My environment is set up with:

LANGUAGE=en_GB.UTF-8
LANG=en_GB.UTF-8

Additional Information

To get mojo2austin and austin2speedscope to work, I made these changes: In austin/format/mojo.py at line 331:

    def read_string(self) -> str:
        """Read a string from the MOJO file."""
        return self.read_until().decode(encoding="latin-1")

And also austin/stats.py line 419:

    def __enter__(self) -> "AustinFileReader":
        """Open the Austin file and read the metadata."""
        self._stream = open(self.file, encoding="latin-1")

I assume that the string in the Mojo file is from the Python application, but I don't actually know. I am not sure if the above change is actually a fix or just masking the real bug!

P403n1x87 commented 2 months ago

@dooferlad thanks for reporting this. Does this happen with every MOJO file generated by Austin? Sometimes some files might be corrupted because of bad samples so it's worth trying collecting them again.

dooferlad commented 2 months ago

It definitely is happening every time for this project. I get a lot of invalid samples, so I suppose this is something I just have to live with?

⌛ Sampling duration : 14.00 s
⏱️  Frame sampling (min/avg/max) : 24/208/20201 μs
🐢 Long sampling rate : 438/12575 (3.48 %) samples took longer than the sampling interval to collect
💀 Error rate : 2867/12575 (22.80 %) invalid samples
dooferlad commented 2 months ago

Of course, I say that and then I tried the latest github release instead of the latest snap and the conversion worked. I still have a lot of invalid samples though!

dooferlad commented 2 months ago

Yes, it seems like invalid samples are the problem. Re-running multiple times gives me a selection of bytes that can't be decoded as UTF-8 arriving at different positions in the profile.
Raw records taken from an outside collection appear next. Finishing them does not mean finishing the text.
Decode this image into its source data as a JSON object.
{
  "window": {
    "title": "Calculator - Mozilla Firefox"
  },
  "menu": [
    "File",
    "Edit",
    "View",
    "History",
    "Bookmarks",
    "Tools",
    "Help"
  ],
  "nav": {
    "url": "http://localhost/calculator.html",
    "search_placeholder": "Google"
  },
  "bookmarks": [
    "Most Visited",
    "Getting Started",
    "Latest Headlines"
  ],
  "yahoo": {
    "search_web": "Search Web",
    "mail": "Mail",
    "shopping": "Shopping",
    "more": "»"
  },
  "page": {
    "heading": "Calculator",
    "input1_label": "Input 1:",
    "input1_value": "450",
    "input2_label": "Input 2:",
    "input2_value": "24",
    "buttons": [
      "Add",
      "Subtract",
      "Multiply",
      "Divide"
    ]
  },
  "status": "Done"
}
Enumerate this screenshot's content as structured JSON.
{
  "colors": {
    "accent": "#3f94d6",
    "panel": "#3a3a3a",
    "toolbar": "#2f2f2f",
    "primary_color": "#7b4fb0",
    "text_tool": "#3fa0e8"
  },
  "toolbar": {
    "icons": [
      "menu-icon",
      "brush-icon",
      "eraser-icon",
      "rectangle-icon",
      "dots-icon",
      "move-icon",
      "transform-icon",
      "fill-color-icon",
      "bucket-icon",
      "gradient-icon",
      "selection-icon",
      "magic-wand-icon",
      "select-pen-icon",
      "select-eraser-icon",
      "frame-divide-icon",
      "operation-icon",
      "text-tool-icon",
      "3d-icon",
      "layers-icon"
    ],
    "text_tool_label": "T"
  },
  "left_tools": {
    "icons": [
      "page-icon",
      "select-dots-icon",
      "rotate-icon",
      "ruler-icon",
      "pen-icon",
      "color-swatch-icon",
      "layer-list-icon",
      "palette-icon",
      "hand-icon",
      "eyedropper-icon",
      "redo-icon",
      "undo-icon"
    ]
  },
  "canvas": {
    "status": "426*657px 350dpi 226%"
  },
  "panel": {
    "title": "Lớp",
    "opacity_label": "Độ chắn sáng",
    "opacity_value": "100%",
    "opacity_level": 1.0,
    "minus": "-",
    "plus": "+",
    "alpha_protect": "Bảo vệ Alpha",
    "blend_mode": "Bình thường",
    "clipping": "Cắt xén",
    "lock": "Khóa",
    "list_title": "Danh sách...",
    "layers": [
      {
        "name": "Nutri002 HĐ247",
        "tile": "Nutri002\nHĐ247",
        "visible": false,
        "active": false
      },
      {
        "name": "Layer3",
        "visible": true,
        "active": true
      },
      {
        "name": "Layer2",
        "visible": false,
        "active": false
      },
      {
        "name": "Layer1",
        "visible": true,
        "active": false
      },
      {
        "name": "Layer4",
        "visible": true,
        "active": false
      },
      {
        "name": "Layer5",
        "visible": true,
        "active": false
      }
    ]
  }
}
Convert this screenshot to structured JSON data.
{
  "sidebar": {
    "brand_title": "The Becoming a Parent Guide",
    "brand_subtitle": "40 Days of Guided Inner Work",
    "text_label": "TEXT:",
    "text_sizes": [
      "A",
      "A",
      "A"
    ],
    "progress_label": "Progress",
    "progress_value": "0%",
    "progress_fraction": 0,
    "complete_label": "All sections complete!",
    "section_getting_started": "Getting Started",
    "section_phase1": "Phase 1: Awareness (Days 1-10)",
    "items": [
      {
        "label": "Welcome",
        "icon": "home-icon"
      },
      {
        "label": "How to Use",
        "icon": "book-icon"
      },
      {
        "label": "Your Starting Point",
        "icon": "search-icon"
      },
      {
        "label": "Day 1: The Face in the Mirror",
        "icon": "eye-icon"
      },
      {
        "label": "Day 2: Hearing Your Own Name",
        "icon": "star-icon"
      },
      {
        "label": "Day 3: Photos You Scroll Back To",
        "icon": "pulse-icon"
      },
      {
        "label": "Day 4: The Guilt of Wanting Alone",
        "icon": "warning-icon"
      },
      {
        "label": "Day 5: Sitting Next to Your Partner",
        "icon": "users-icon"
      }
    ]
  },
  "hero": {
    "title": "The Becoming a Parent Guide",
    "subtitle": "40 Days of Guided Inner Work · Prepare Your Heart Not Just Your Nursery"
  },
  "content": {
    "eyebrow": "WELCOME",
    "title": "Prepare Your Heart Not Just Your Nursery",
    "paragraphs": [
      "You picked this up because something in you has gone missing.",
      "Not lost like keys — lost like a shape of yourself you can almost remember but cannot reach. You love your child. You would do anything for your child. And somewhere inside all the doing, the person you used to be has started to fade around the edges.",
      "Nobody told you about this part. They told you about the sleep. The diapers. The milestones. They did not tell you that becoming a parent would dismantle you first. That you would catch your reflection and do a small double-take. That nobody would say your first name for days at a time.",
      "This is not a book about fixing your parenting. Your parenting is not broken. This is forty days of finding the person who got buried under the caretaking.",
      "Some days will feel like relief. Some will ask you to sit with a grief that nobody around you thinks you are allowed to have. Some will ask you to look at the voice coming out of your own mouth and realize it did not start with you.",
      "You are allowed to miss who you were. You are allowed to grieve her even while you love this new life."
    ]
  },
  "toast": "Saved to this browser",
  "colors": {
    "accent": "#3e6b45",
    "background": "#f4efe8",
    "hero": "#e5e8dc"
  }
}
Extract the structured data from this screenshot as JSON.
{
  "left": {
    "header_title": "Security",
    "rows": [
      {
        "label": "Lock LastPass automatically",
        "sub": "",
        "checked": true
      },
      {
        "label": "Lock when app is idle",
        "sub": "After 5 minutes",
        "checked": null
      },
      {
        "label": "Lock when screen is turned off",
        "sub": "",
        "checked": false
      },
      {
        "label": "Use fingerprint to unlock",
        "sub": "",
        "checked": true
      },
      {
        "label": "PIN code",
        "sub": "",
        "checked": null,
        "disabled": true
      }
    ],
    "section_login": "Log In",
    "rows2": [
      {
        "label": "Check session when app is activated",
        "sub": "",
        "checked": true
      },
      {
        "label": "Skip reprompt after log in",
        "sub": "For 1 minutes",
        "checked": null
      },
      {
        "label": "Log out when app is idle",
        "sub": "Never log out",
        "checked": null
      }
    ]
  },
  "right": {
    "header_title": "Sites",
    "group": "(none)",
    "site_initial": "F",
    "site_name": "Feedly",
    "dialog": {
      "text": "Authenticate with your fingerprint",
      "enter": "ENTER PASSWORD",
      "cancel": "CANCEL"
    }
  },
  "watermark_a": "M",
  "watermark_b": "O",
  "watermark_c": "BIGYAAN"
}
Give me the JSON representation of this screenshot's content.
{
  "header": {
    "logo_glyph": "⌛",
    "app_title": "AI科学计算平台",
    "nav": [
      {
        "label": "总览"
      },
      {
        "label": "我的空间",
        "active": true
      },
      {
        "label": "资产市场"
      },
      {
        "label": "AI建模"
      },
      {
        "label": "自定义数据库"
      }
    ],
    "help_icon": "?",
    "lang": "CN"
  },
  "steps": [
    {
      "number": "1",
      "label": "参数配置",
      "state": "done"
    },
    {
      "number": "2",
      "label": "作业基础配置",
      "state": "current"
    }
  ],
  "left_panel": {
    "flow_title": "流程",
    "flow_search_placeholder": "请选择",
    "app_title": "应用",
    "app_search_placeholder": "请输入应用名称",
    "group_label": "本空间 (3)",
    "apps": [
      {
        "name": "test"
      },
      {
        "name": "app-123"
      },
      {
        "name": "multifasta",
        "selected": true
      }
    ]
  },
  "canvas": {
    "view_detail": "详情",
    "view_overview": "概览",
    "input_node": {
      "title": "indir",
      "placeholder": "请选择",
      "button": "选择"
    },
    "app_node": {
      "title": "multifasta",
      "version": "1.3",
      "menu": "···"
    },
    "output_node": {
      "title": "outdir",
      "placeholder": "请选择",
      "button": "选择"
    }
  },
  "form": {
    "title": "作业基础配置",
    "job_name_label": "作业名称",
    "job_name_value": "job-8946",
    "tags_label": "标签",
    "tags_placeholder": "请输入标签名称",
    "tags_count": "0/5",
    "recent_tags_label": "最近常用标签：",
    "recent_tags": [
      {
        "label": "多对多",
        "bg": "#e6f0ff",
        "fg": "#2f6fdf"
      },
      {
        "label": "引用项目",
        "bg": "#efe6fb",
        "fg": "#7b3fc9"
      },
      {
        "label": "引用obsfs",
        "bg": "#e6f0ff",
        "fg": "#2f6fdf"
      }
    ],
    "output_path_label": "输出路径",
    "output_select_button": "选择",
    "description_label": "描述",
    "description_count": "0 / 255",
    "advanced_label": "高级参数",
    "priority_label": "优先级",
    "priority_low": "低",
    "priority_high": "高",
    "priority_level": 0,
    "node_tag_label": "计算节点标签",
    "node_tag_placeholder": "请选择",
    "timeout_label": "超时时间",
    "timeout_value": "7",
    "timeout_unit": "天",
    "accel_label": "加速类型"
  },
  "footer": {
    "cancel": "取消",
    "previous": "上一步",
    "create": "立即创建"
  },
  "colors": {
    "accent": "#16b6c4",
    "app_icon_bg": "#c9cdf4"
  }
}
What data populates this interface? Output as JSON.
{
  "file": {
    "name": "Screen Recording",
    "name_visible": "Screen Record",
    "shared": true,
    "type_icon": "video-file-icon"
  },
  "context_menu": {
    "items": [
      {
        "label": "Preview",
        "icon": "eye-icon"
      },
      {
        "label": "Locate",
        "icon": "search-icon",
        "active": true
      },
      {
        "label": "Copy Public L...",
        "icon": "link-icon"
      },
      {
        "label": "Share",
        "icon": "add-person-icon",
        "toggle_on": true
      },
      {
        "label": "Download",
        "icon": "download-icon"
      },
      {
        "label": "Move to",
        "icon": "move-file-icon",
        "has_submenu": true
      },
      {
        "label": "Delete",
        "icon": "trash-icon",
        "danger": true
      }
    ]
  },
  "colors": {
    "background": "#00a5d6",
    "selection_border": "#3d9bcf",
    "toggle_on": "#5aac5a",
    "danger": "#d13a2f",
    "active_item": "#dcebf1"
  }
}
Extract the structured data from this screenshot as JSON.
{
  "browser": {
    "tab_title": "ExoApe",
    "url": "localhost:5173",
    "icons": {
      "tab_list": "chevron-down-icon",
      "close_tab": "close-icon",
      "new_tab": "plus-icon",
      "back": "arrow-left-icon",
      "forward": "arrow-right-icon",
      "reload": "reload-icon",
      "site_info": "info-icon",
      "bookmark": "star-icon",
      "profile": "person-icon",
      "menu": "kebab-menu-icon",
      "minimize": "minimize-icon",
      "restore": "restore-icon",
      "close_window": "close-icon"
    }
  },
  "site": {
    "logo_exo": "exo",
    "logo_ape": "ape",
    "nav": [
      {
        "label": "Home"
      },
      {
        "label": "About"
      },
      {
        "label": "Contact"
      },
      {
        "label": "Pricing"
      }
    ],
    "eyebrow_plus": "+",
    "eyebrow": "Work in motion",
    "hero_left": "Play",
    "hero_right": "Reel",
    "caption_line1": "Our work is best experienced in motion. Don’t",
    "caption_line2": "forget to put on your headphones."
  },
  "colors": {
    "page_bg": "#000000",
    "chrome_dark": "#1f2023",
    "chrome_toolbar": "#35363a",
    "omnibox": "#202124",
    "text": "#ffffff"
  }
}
I already have a large heap (4GiB). Is there anything else I can do to reduce errors?

dooferlad commented 2 months ago

FWIW, this does the right thing, I think!

# austin/stats.py line 428
    def __iter__(self) -> Iterator:
        """Iterator over the samples in the Austin file."""

        def _() -> Generator[str, None, None]:
            assert self._stream_iter is not None

            while True:
                try:
                    line = self._stream.readline()
                    if line == "\n":
                        break
                    yield line
                except UnicodeDecodeError:
                    pass

            self._read_meta()

        return _()

Would you like me to submit a PR?

P403n1x87 commented 1 month ago

@dooferlad yes please, any contribution is very welcome. As for the invalid samples, if you're specifically referring to the stats reported by Austin at the end, there isn't much that can be done about that. That's just the nature of an out-of-process profiler like Austin.